Nota Bene : Le dispositif PERISSOL a été prorogé jusqu'au 31 août 1999 à la double condition que le permis de construire ait été obtenu avant le 31 décembre 1998 et les travaux achevés pour le 1er janvier 2001.

Concernant les immeubles anciens. Les conditions d'application de la nouvelle disposition sont identiques à celles exigées en ce qui concerne les immeubles neufs, sauf pour les points suivants :

  • les titulaires de droits démembrés peuvent bénéficier du régime présent.
  • la durée de la location avec un même locataire doit être de 6 ans.
  • les logements doivent répondre à des normes d'habitabilité définies par décret.

NB : un immeuble ancien est un immeuble ayant déjà fait l'objet d'une occupation, et qui ne peut pas bénéficier des dispositions de PERISSOL ou de BESSON immeubles neufs.

Les propriétaires d'immeubles donnés en location à compter du 1er janvier 1999 (baux en cours exclus) et remplissant les conditions définies ci-dessus bénéficient d'une déduction forfaitaire majorée à 25% jusqu'au 31 décembre de la cinquième année suivant celle au cours de laquelle le bail a pris effet.

Tant que la condition tenant au montant des loyers demeure remplie, le bénéfice du taux majoré de la déduction forfaitaire est prorogé, par périodes de trois ans, en cas de poursuite, de reconduction, ou de renouvellement du contrat de location avec le même locataire (la condition tenant aux ressources n'est plus exigée).

En cas de changement de titulaire du bail, le taux majoré demeure également applicable sous réserve que les conditions de loyers et de ressources du locataire soient remplies.

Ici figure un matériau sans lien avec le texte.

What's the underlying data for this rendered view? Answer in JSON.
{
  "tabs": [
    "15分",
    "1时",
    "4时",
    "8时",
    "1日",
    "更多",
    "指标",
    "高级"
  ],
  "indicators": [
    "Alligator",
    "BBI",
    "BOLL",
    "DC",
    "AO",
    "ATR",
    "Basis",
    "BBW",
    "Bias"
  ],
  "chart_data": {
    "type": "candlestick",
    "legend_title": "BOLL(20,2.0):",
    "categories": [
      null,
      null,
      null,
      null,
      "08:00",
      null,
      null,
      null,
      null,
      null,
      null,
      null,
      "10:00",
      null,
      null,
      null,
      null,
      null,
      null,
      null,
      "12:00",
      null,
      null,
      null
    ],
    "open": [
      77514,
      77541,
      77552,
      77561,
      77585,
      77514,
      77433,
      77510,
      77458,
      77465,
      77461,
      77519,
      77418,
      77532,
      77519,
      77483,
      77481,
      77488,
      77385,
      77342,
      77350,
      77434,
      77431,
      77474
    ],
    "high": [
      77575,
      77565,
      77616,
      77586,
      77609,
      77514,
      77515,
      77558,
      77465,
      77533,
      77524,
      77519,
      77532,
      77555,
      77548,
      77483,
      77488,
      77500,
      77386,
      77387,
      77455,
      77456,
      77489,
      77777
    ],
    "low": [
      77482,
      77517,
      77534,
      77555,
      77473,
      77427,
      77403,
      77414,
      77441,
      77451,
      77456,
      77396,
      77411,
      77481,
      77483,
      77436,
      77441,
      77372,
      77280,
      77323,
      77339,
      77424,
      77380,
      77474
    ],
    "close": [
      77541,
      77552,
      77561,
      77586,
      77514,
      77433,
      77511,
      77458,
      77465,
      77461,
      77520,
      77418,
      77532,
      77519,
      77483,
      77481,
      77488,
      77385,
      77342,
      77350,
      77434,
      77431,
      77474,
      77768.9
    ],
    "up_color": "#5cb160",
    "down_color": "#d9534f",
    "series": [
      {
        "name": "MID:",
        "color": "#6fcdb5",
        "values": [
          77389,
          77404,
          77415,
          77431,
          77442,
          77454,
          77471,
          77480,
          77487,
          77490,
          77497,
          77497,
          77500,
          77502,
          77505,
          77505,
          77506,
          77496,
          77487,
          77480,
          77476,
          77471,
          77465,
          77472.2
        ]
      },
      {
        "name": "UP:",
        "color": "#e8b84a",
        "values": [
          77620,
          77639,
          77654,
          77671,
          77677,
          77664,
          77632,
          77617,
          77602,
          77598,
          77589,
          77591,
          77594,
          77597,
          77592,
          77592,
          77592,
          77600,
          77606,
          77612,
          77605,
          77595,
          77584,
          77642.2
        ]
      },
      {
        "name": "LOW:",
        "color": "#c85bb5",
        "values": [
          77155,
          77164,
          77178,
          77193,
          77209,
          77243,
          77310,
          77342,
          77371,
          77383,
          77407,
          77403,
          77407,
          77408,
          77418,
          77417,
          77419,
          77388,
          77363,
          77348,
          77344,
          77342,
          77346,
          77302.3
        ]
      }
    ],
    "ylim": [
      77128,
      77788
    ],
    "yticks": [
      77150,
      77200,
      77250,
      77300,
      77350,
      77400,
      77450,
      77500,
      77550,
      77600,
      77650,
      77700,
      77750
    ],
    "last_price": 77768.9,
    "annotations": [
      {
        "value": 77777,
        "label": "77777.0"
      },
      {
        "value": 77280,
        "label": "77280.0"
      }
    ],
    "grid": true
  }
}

En cas de conclusion d'un bail avec un nouveau locataire après l'expiration de la période de 6 ans, éventuellement prorogée, le taux majoré de déduction forfaitaire s'appliquerait pour une nouvelle période de 6 ans, si toutes les conditions restent remplies (plafonnement du loyer et ressources du locataire).

Les éléments de remise en cause de l'avantage fiscal accordé sont identiques à ceux mentionnés précédemment, relatifs aux immeubles neufs.